Bachmann Is First To Sign Iowa Anti-Gay Pledge
July 8th, 2011
GOP presidential candidate Rep. Michele Bachmann (R-MN) was the very first out of the gate to sign a new Anti-Gay pledge drafted by Bob Vander Plaats and Iowa’s Family Leader. Titled, “The Marriage Vow – A Declaration of Dependence upon Marriage and Family” (PDF: 1.02MB/8 pages), its points include (page 3):
Social protections, especially for women and children, have been evaporating as we have collectively “debased the currency” of marriage. This debasement continues as a function of adultery; “quickie divorce;” physical and verbal spousal abuse; non-committal co-habitation; exemplary infidelity and “unwed cheating” among celebrities, sports figures and politicians; anti-scientific bias which holds, in complete absence of empirical proof, that non-heterosexual inclinations are genetically determined, irresistible and akin to innate traits like race, gender and eye color; as well as anti-scientific bias which holds, against all empirical evidence, that homosexual behavior in particular, and sexual promiscuity in general, optimizes individual or public health.
Under “The Candidate Vows,” candidates are required to affirm that they will perform “Vigorous opposition to any redefinition of the Institution of Marriage — faithful monogamy between one man and one woman — through statutory-, bureaucratic-, or court-imposed recognition of intimate unions which are bigamous, polygamous, polyandrous, same-sex, etc.” The vow also requires the “Steadfast embrace of a federal Marriage Amendment to the U.S. Constitution which protects the definition of marriage as between one man and one woman in all of the United States.”
During last month’s GOP debate in New Hampshire, Bachmann reaffirmed her support for the federal marriage amendment.
Footnote 8 of the document includes an explicitly pro- ex-gay plank, indicating the political utility that social conservatives find in the movement: “No peer-reviewed empirical science or rational demonstration has ever definitively proven, nor even has shown an overwhelming probability, that homosexual preference or behavior is irresistible as a function of genetic determinism or other forms of fatalism.”
The footnote also claims that LGBT people have an average life expectancy of about 40 years, and cites a 1997 report by Robert S. Hogg et al., from the International Journal of Epidemiology. That study, which has become a favorite study for anti-gay extremists to distort, was based on research performed in Vancouver from 1987 through 1992, at the very height of the AIDS crissis The question that they were trying to answer was not about the mortality of gay men overall, but rather the impact that HIV might have on the Vancouver’s gay population. Vancouver was one of the epicenters of the epidemic in the early 1990s. When anti-gay extremists misrepresented that study to claim that the average lifespan was forty years, Hogg and his colleagues responded in a 2001 letter to that same journal, saying:
The aim of our research was never to spread more homophobia… [I]f we were to repeat this analysis today the life expectancy of gay and bisexual men would be greatly improved. Deaths from HIV infection have declined dramatically in this population since 1996. As we have previously reported there has been a threefold decrease in mortality in Vancouver as well as in other parts of British Columbia .
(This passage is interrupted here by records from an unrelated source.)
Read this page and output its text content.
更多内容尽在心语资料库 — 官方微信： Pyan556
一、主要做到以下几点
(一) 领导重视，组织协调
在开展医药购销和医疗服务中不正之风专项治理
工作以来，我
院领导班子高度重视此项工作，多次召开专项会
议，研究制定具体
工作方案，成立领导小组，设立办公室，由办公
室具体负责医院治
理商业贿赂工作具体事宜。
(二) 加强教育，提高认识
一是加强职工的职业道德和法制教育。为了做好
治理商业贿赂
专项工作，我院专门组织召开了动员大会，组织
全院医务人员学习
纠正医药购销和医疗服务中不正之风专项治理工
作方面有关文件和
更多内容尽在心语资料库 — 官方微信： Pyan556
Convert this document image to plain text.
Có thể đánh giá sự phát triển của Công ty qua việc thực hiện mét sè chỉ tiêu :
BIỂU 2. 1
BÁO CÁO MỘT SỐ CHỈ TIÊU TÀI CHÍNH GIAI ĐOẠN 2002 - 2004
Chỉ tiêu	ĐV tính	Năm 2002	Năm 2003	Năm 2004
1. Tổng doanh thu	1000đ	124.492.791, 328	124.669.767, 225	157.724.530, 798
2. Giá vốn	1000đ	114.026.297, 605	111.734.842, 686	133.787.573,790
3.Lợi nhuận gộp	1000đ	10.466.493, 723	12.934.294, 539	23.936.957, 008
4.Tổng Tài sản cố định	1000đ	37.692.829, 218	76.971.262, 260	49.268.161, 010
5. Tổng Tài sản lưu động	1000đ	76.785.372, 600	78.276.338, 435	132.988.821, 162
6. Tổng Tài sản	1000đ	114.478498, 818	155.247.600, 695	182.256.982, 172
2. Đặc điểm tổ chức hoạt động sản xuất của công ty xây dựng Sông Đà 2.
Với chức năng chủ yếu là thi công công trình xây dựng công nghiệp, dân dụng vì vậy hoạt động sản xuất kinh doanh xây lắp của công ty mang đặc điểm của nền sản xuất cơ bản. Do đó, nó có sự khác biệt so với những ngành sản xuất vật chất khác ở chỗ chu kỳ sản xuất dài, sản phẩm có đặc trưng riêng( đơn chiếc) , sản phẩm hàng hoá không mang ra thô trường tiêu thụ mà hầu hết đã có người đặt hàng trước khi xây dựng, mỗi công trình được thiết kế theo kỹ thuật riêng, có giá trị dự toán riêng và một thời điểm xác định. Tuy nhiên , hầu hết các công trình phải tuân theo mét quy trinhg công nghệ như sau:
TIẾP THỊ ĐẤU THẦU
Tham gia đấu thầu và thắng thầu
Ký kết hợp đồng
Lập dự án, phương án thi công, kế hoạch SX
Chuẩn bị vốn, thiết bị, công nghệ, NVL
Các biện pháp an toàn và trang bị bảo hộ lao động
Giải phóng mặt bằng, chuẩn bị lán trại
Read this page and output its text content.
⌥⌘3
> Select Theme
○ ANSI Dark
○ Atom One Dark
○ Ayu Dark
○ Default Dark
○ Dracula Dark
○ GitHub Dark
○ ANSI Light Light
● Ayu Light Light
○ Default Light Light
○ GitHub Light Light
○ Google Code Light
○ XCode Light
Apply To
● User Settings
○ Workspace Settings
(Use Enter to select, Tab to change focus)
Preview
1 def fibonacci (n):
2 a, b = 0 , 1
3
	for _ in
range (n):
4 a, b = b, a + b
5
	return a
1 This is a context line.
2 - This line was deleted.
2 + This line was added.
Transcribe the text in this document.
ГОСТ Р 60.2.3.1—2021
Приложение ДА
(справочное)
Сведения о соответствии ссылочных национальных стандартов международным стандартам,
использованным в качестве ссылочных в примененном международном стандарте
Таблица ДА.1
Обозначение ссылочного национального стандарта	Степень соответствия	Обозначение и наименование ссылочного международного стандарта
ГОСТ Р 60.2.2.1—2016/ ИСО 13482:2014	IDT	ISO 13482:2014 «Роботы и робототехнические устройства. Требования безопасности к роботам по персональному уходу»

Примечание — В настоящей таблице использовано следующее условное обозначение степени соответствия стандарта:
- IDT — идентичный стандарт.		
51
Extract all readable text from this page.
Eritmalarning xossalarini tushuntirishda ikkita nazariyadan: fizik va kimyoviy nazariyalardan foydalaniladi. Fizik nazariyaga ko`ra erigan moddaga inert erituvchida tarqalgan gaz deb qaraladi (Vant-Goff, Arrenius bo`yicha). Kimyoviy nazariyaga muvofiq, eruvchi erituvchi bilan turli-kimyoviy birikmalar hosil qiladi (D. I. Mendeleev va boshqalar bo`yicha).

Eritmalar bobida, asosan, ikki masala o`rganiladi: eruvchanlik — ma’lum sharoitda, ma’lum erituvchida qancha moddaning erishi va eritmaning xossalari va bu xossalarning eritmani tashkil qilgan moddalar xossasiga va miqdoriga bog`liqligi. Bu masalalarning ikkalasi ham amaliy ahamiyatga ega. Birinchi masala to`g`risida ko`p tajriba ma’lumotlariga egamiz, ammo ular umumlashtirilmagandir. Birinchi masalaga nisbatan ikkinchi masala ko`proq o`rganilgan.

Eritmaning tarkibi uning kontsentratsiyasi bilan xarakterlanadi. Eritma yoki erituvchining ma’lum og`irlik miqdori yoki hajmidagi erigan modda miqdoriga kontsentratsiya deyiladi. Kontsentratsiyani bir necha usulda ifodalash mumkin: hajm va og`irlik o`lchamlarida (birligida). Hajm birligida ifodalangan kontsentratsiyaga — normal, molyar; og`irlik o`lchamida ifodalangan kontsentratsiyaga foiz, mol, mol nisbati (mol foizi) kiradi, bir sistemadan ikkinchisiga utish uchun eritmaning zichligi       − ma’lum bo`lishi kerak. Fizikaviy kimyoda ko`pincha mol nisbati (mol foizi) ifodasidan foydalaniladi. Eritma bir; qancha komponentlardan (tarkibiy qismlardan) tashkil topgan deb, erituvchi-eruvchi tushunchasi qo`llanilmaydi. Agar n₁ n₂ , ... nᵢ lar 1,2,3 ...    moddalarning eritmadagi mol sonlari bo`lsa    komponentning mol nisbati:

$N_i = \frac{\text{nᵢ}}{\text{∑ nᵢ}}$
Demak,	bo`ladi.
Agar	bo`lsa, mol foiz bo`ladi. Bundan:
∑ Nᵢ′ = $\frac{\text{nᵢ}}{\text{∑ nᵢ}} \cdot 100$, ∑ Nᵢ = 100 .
In fact, several recent studies have shown that people with HIV have near-normal life expectancies, and there is no peer-reviewed data showing that gay people overall have a life expectancy that is any different from anyone else’s.
The same vow also requires candidates’ “rejection of Sharia Islam and all other anti-woman, anti-human rights forms of totalitarian control.” Because, you know, the imminent imposition of sharia law is the pressing issue right now in the U.S.
Utah Gov. Jon Huntsman has declined to sign the pledge, saying that he has a policy of not signing any pledges. Rep. Rom Paul (R-TX) has said he has reservations. Former Minnesota Gov. Tim Pawlenty said last night he was reviewing the pledge. The agreement to “personal fidelity” to his or her wife could be a thorn to former House Speaker Newt Gingrich. Massachusetts Gov. Mitt Romney, Gingrich, former Pennsylvania Sen. Rick Santorum, and retired Georgia businessman Herman Cain have not yet responded to the pledge. Vander Plaats has set a deadline of August 1.